Doch dass die Frauen hier zusammen sind, gibt Hoffnung. "Basketball leistet einen wichtigen Beitrag auf dem Weg zum Frieden", glaubt Ibrahim Hussein Ali, Präsident des somalischen Basketballverbands. Zwei Jahrzehnte haben sich Clans und Distrikte bekämpft. In gemischten Teams vergessen sie ihre Blutfehden. "Gestern waren sie noch Todfeinde", sagt Ali. "Heute spielen sie zusammen oder feuern dieselbe Mannschaft an."
Im internationalen Wettbewerb sind somalische Heimspiele immer Auswärtspartien. Kein Team ist bereit, nach Mogadischu zu kommen. Die Nationalmannschaft gehörte bisher immer zu den Schlusslichtern. Doch bei den Arab Games 2011 in Katar gewann sie gleich zweimal, gegen Kuwait und den Gastgeber. "Unser Kampfgeist hat sie überrascht", sagt Suweys.
Sie ist die Größte auf dem Platz, geschmeidig, antrittsstark, lenkt das Spiel, dribbelt, trifft auch aus der Distanz. "Sie ist diszipliniert und arbeitet sehr hart", sagt ihr Trainer Dahir, Leutnant beim somalischen Militär. "Suweys ist die beste Basketballerin Somalias, sie könnte überall auf der Welt spielen." Die Kapitänin hält das Team zusammen, auch im Leben. Als die Flügelspielerin Raho auf dem Weg zum Training von einem Scharfschützen getötet wurde, war es Suweys, die die Mannschaft tröstete und stellvertretend den Leichnam besuchte.
Obwohl sie Basketballprofi ist, wird Suweys nicht bezahlt. Fünf- bis sechsmal die Woche trainiert sie morgens Muskelaufbau, nachmittags mit der Mannschaft. Sie müsste Proteine essen, aber Fleisch kann sie sich nicht leisten. Nicht einmal Joghurt oder Milch. Heute Morgen hat sie ein Fladenbrot gegessen, seither nichts. Am Abend wird es wieder Fladenbrot sein.
Ihre Mutter ist krank und verlässt selten das Haus. Ihre Schwester verkauft Gemüse auf dem Markt. Mit dem wenigen, das sie verdient, bringt sie die Familie durch und unterstützt Suweys. Den Transport zum Training und zu den Spielen muss Suweys bezahlen. Hat sie kein Geld, läuft sie durch eine der gefährlichsten Städte der Welt. Fast täglich töten Scharfschützen, explodieren Autobomben.
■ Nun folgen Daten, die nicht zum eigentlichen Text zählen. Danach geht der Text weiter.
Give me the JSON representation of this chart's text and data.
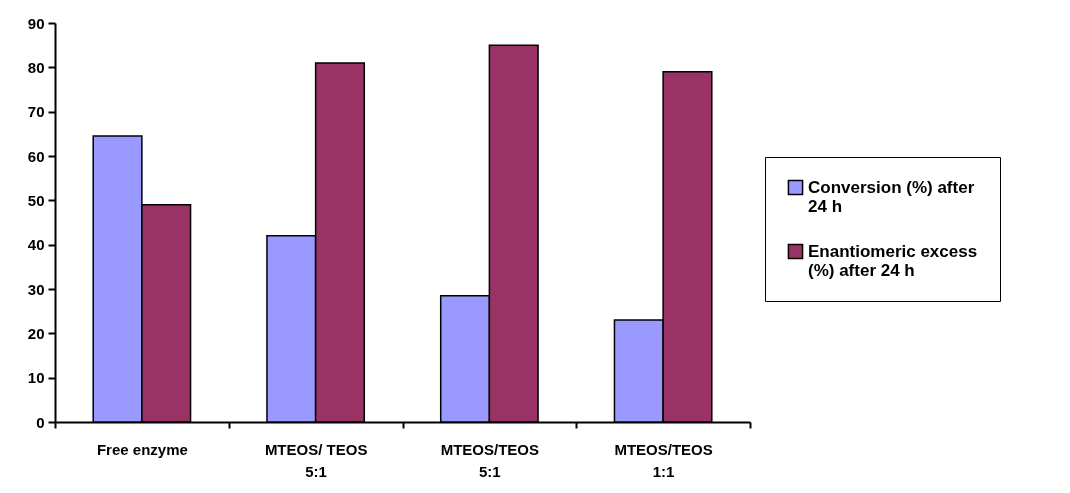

Suweys würde gerne zur Schule gehen, dann studieren, Englisch und Mathematik, Lehrerin werden. Und später Coach der Damennationalmannschaft. Doch in Mogadischu gibt es seit Jahren keine staatlichen Schulen, private Einrichtungen verlangen umgerechnet 20 Euro Gebühren im Monat. 95 Prozent aller Kinder und Jugendlichen gehen nicht zur Schule.
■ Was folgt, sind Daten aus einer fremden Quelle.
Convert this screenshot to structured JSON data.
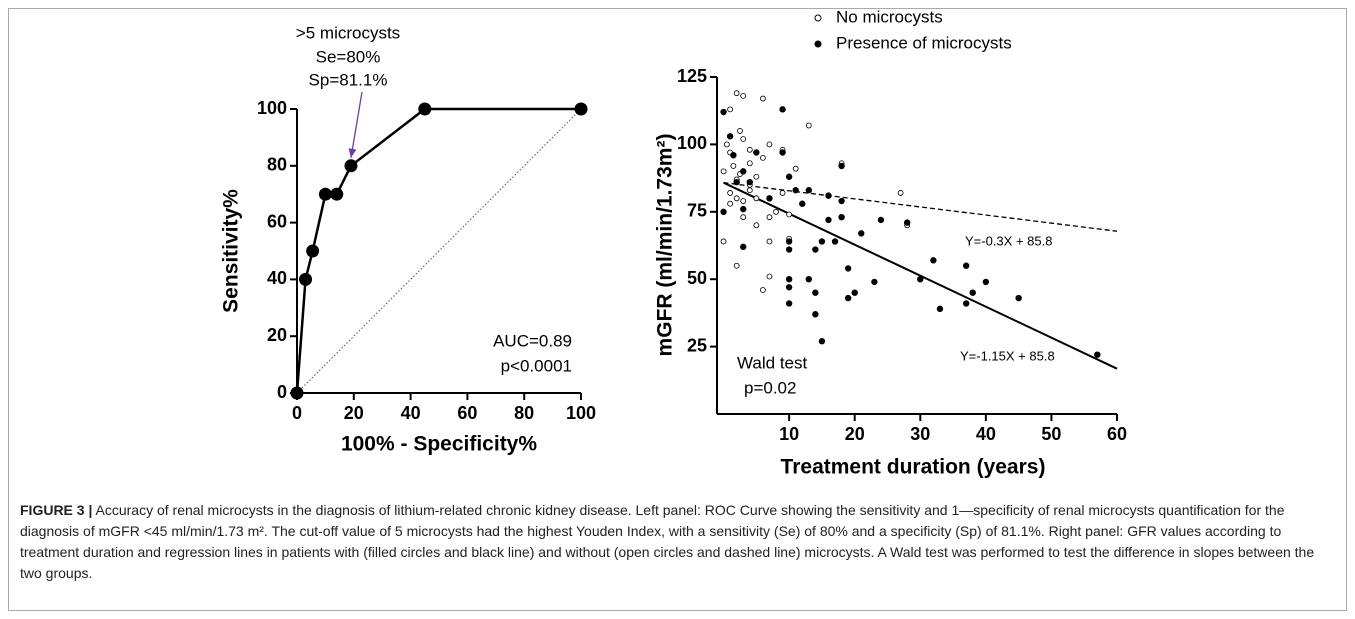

Und da ist noch die Sache mit den Männern. Mit 21 sind die meisten somalischen Frauen verheiratet und haben Kinder. "Kommt nicht infrage", sagt Suweys. "Mein Mann würde sofort sagen: Hör auf zu spielen." Dann leuchtet ihr Handydisplay auf. Und plötzlich erstarrt ihr Gesicht, die Hände zittern, sie bringt kein Wort mehr heraus. Eine SMS: "Wir wissen, wo du bist. Heute wirst du sterben."
Woher nimmt Suweys noch all die Kraft? "Ich will eine Weltklassespielerin werden - und ich werde meinen Traum wahr machen", sagt sie und steckt das Handy weg. "Mein Vater wäre stolz auf mich."